The Lighthouse

the lighthouse

21 February 2010

Hermitage

Lent, Day Four.

I haven't written about Lent yet. Normally I'd be all over it like white on rice. Or like ashes on a Catholic's forehead the day after Mardi Gras. My feelings about Lent vary from year to year: sometimes I'm really eager for it, and settle right into it; other times I feel as warm and fuzzy toward it as I do a toothache.

Lent is an important beat in the yearly rhythm of our lives. We need this reminder that we are more than body, and that our concerns compass more than this life. Lent then, offers balance and perspective. More than that though, Lent can be an intimate encounter with God. If we take care to ease our busy activities, and hush the frantic noise in our lives, it becomes possible to hear Him.

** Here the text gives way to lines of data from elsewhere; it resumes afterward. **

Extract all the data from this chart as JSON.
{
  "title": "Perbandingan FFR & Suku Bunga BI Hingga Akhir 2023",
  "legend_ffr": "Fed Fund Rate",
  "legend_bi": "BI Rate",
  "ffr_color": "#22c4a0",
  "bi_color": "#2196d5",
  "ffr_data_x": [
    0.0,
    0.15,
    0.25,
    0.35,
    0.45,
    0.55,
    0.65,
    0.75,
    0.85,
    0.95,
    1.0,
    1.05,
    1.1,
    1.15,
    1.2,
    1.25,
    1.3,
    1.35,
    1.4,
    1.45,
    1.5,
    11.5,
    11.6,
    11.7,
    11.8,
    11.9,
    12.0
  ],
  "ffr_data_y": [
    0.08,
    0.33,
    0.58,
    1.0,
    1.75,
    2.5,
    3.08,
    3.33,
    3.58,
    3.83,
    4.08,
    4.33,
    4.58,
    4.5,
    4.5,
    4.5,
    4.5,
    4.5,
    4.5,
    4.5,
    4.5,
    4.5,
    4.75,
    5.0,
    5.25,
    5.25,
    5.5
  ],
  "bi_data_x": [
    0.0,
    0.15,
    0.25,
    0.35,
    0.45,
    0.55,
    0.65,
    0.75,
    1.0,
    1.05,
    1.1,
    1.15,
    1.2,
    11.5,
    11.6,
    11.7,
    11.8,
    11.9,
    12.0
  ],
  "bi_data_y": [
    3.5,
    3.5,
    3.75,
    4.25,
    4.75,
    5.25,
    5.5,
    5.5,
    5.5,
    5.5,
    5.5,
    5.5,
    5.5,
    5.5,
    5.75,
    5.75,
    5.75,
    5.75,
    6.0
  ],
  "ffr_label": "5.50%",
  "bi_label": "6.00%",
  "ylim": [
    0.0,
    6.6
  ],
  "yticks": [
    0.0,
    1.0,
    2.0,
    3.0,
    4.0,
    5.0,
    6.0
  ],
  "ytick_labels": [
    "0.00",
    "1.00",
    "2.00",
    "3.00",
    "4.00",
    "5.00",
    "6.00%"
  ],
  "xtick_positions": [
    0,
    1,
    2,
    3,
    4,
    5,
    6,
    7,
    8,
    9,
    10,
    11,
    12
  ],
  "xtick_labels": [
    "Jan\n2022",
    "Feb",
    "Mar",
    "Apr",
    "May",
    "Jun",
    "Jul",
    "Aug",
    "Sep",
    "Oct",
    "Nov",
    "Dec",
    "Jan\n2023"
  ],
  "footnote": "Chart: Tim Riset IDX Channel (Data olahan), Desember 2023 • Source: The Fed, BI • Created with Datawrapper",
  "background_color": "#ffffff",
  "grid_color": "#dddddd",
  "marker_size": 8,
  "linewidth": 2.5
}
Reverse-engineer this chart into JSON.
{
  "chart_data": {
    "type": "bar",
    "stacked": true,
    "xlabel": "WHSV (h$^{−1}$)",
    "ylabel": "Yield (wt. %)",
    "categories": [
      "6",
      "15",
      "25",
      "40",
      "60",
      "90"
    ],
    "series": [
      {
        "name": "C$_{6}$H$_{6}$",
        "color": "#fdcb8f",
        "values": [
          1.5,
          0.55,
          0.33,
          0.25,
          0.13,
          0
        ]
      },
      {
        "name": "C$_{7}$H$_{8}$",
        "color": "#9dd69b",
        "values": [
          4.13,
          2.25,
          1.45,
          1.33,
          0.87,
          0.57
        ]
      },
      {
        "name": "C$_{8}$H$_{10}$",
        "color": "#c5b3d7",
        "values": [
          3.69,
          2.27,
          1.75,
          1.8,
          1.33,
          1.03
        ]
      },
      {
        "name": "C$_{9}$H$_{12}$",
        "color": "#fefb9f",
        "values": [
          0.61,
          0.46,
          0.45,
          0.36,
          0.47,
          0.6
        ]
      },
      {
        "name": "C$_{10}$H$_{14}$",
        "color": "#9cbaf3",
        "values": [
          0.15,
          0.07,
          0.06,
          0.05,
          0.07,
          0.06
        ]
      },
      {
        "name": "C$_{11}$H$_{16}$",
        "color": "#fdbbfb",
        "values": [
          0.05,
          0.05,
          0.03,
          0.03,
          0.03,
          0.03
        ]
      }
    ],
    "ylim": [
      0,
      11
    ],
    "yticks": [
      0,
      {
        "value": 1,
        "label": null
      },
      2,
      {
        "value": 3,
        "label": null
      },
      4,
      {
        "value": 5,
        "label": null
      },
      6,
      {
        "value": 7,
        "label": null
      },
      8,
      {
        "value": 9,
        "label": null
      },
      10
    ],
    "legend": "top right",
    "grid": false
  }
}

As part of my Lenten observance, I am reading a book called 'The Hermitage within'. It addresses the vocation (call from God) of actual hermits - those who cast off all earthly pursuits to live in solitude and silence in order to attain holiness - but it also speaks of the need we all have for solitude and silence in our lives. As St. John of the Cross said:
The Father only utters one Word, that is to say, his Son, in a eternity
of silence. He is saying it forever. The soul too must hear it in silence
.
(The Hermitage within, pg. 15)

There is a tradition of 'desert' in Catholicism. There was the 40 years pilgrimage in which God led the Hebrews out of slavery; John the Baptist lived in the desert before he began preaching about the coming of Christ; Jesus withdrew to the desert for 40 days, and endured the temptations of Satan; the Desert Fathers of the early Church withdrew to live secluded lives in the desert. There is also a metaphorical understanding of desert - it is an arid state, parched of consolation.

It is the arid and parched I was somewhat dreading this Lent. All of last year was difficult enough, that we (my family and I) felt permission to tread more lightly through the penitential season. No such excuse this year - it's time to stand on my feet again. No more hunching over in protective self-pity.

For you, the desert is not a setting, it is a state of soul. This is
where the difficulty lies. The centre of this solitude is you, in whom the
absence of human beings and human vanities creates a first zone of silence. On
the steppe there is only one sound: the moaning of the wind. 'This is,' runs an
Arabic proverb, 'the desert weeping because it would like to be a meadow.' It is
for you, O arid, waterless land, to beg the Lord to distil His dew on you. Only
the breathing of the Spirit should be heard. (
pg. 13-14.)

That is where I will be this Lent - in the desert.
God is bestowing a special favour on you by drawing you into the desert. [...] He is calling you to live on friendly terms with him: to nothing else. (pg. 10)

I pray that you too, will have an experience of solitude and silence in the coming days.